ANBB: Mimikry

ANBB: Alva Noto and Blixa Bargeld
Mimikry
Raster-Norton

Though they immediately seem incongruent figureheads that are generationally disparate, Alva Noto’s Carsten Nicolai and Einsturzende Neubaten’s Blixa Bargeld are actually ideal collaborators. While Nicolai tends to mediate through computer screens and Bargeld is associated more with the tactile and the physical, they’re both experts at turning the kling klang of modernity, whether that be the collapsing of new buildings or short-circuiting networked hardware, into an audible aesthetic. Yet, the sheer size difference between the urban space and the digital byte is something that Nicolai and Bargeld fail to reconcile on Mimikry.

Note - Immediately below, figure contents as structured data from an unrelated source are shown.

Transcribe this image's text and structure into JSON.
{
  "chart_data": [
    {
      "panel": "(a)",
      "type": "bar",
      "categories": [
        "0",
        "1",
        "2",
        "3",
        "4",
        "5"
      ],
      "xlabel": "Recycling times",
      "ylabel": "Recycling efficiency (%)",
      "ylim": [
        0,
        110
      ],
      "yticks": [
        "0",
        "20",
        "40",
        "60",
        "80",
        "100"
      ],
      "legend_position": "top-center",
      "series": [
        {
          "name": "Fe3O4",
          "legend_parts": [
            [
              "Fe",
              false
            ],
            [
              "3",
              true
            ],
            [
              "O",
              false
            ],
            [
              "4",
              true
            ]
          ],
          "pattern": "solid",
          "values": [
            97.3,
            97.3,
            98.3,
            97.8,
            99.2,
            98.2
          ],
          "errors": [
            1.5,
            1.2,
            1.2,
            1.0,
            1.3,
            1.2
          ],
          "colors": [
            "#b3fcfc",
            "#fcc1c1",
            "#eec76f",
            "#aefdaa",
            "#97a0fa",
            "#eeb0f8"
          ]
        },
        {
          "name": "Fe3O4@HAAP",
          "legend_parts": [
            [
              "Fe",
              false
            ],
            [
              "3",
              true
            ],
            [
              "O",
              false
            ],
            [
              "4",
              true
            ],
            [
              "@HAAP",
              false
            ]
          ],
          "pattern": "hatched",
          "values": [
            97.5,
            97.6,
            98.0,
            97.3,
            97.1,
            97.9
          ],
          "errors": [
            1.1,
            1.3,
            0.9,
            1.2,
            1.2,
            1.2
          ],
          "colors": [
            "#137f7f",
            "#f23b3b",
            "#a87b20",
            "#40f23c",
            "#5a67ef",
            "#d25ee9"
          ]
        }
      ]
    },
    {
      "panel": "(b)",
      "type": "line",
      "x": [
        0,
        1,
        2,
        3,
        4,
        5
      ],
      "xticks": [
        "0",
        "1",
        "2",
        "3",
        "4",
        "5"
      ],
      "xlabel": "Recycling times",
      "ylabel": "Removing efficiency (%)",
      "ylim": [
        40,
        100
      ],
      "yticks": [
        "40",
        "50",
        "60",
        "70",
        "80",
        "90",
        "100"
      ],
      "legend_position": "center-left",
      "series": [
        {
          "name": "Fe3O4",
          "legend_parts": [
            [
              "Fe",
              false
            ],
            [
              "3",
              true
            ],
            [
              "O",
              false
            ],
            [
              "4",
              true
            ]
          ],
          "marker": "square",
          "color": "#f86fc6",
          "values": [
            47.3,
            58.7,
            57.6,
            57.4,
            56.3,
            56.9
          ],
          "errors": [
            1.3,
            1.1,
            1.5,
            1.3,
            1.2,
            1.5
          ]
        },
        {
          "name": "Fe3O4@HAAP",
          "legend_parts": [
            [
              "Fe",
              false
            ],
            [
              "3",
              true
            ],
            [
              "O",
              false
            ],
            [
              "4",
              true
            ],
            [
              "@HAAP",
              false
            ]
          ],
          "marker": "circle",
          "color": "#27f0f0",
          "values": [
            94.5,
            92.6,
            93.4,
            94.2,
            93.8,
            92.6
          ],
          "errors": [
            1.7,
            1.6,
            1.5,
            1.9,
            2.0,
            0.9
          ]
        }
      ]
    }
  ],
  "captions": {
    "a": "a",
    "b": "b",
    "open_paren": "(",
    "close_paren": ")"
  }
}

Their second release after the EP Ret Marut Handshake (four of five tracks of which appear here), Mimikry finds the duo rarely grating off into pure noise (there’s about three seconds at the end of “Wurst”), but instead lingers in ambient dread. Over this whirring and droning mess, Bargeld is as creepy as ever, perhaps because his grandfatherly voice now sounds like his next gig will be in the studio next door recording nursery rhymes. At times this can be great, and when he lets loose in a Gollum-like squeal on “Once Again”, we’re reminded of why Bargeld has aged quite gracefully since his formative work in the early 1980s. However, his bass voice against the thin glitches of Nicolai can often affix awkwardly, particularly since much of the record focuses on irregular time signatures and beat shapes. That’s why the best cuts tend to be those like the art-film soundtrack “Fall”, the ten minute opener which stretches a scream into eternity before making unexpected turns into spooky narrative and an odd exorcism of Dead Can Dance, and “Bernsteinzimmer (long version)”, a Miasmah Records-style glacial drone with a heartbeat and a tortured Bargeld slowly emerging from it.